I have 2 dataframes with same column names, I want to get the column name that has different value.
df1(old file)
SYMBOL PPUP R_5UP R1UP R2UP R2_5UP R3UP R3_5UP R4UP
NMRUSDT True True True True True NaN NaN NaN
SPELLUSDT True True NaN NaN NaN NaN NaN NaN
YFIIUSDT True True True NaN NaN NaN NaN NaN
df2 (new file)
SYMBOL PPUP R_5UP R1UP R2UP R2_5UP R3UP R3_5UP R4UP
NMRUSDT True True True True True NaN NaN NaN
SPELLUSDT True NaN NaN NaN NaN NaN NaN NaN
YFIIUSDT True True True True NaN NaN NaN NaN
DF expected result:
SYMBOL oldfilelasttruecolumn newfilelasttruecolumn stepgain
SPELLUSDT R_5UP PPUP -1
YFIIUSDT R1UP R2UP 1
I only managed to remove all the rows that has the exacts same values using
duplicates = pd.concat([df1,df2]).drop_duplicates(keep=False).to_string(index=False, header=False)

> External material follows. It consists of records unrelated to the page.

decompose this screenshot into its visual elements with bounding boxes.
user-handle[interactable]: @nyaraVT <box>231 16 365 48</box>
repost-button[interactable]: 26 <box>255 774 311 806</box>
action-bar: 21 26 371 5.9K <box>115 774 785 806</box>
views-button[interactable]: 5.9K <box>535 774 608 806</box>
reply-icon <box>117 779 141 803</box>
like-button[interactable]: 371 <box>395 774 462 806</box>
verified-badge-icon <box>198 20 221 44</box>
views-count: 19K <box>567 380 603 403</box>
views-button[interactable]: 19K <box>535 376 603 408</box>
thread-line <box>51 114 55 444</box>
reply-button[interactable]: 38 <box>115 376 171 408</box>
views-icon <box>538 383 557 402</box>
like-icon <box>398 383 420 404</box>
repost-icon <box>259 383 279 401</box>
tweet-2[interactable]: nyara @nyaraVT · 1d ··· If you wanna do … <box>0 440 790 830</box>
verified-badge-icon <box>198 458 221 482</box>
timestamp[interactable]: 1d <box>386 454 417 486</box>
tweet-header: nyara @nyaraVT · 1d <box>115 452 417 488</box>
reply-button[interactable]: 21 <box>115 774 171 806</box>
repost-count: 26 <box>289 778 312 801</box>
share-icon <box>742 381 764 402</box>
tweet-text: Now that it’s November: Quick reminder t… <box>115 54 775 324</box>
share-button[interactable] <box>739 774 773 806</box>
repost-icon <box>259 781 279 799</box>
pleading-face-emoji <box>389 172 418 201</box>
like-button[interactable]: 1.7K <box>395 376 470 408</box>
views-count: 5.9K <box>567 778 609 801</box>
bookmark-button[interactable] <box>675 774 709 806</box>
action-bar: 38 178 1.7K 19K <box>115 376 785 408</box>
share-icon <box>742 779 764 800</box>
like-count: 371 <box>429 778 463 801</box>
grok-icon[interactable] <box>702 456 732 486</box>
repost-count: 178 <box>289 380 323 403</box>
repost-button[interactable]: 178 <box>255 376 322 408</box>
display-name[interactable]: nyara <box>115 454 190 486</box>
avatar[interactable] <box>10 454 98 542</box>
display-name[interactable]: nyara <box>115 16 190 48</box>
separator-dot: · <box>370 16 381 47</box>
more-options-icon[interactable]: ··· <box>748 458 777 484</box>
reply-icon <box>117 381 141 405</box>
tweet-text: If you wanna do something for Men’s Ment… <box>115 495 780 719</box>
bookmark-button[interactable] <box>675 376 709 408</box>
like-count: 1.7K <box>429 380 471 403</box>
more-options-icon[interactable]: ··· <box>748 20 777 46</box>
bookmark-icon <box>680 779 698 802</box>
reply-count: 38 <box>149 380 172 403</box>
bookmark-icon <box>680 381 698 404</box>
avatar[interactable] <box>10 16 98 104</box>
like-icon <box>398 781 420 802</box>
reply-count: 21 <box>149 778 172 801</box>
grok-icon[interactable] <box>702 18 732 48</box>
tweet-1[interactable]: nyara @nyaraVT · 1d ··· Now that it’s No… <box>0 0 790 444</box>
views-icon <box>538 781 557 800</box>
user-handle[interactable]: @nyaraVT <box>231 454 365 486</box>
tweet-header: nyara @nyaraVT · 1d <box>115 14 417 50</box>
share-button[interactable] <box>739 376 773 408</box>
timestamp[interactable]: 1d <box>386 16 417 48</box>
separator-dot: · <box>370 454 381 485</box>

but now I'm stucked. This seems a little bit hard to do.
CodePudding user response:
You can use:
idx1 = df1.set_index('SYMBOL').stack().groupby(level='SYMBOL').sum()
idx2 = df2.set_index('SYMBOL').stack().groupby(level='SYMBOL').sum()
out = (pd.DataFrame({'old': df1.columns.to_numpy()[list(idx1)],
'new': df2.columns.to_numpy()[list(idx2)],
'stepgain': idx2-idx1
})
.reset_index().loc[lambda d: d['stepgain'].ne(0)]
)
output:
SYMBOL old new stepgain
1 SPELLUSDT R_5UP PPUP -1
2 YFIIUSDT R1UP R2UP 1